Au centre de la table trône un surtout d’orfèvrerie, autour duquel s’organise tout l’ordonnancement des plats ; les fameuses pièces montées ajoutent à la beauté de l’ensemble. Si l’on visite Valençay, on y apprend que le maître des lieux se targuait de servir des plats chauds à ses convives, ce qui était exceptionnel, et très apprécié. La littérature gastronomique est aussi en expansion dans la période, et les ouvrages de Carême, entre autres, connaîtront un succès important. C’est aussi l’époque où se développe le « restaurant » en tant que tel (Chez Véry, Le Rocher de Cancale… ; voir à ce propos la passionnante étude d’A. de Bæcque) : d’une centaine en 1800, ils sont 5 à 600 sous l’Empire, et plus de 3.000 sous la Restauration.

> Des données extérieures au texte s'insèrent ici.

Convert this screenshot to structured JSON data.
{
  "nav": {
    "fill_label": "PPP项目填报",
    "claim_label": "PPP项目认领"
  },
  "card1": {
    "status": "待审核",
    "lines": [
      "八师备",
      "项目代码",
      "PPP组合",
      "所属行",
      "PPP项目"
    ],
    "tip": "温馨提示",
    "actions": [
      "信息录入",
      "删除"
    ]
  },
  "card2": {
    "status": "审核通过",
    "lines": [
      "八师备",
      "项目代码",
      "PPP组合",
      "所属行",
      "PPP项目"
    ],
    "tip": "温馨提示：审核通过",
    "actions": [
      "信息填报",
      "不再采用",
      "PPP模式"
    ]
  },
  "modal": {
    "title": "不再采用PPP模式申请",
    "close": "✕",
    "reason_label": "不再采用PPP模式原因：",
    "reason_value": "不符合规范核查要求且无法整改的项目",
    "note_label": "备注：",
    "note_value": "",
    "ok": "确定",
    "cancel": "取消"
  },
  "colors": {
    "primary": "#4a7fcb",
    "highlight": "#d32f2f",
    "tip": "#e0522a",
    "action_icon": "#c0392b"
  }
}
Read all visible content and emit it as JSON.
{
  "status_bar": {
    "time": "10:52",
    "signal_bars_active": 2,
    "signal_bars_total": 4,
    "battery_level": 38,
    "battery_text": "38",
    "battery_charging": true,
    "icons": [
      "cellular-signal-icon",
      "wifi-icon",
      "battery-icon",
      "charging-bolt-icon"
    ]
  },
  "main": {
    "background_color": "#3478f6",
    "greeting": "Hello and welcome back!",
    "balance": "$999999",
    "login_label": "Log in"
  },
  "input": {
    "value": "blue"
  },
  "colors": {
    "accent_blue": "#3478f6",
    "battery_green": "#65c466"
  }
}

La deuxième partie de l’ouvrage s’intéresse à l’apport de Carême à la cuisine, et à l’évolution des goûts. Carême se fait rapidement pédagogue, historien et chroniqueur, et fait tout pour réhabiliter l’image du cuisinier, puis pour développer le prestige de sa technique. Le deuxième chapitre s’intéresse à la manière dont Carême a réussi à exporter le savoir-faire français, en développant une sorte de patriotisme culinaire, et a codifié usages et recettes.
Il développe la codification de la profession, difficile, et qui a mauvaise presse, jusqu’à utiliser le vocabulaire militaire, puisqu’on lui doit, entre autres, le terme de « brigade », qui est resté jusqu’à nos jours. L’épilogue s’intéresse à la postérité du célèbre cuisinier, jusqu’à l’époque contemporaine.
L’ouvrage s’orne de reproductions de pièces montées, d’un cahier central d’illustrations, et d’une section « À la table d’Antonin Carême, avec des recettes « à lire et à préparer », et se complète d’abondantes notes, d’une bibliographie classée par centre d’intérêt.
Praticien de génie, Carême fut aussi un extraordinaire passeur d’influence par ses ouvrages, véritables best-sellers à l’époque.
Cet essai révèle son rôle dans l’élaboration et la diffusion internationale de pratiques nouvelles, qui ont contribué à l’émergence d’une véritable modernité culinaire, et lui rend un véritable hommage, en réussissant le tour de force d’être à la fois un essai scientifique de grande rigueur et un ouvrage alléchant.
yann-loic andré
Marie-Pierre Rey, Le premier des chefs : l’exceptionnel destin d’Antonin Carême, Paris, Flammarion, 2021, 388 p. — 24,90 €.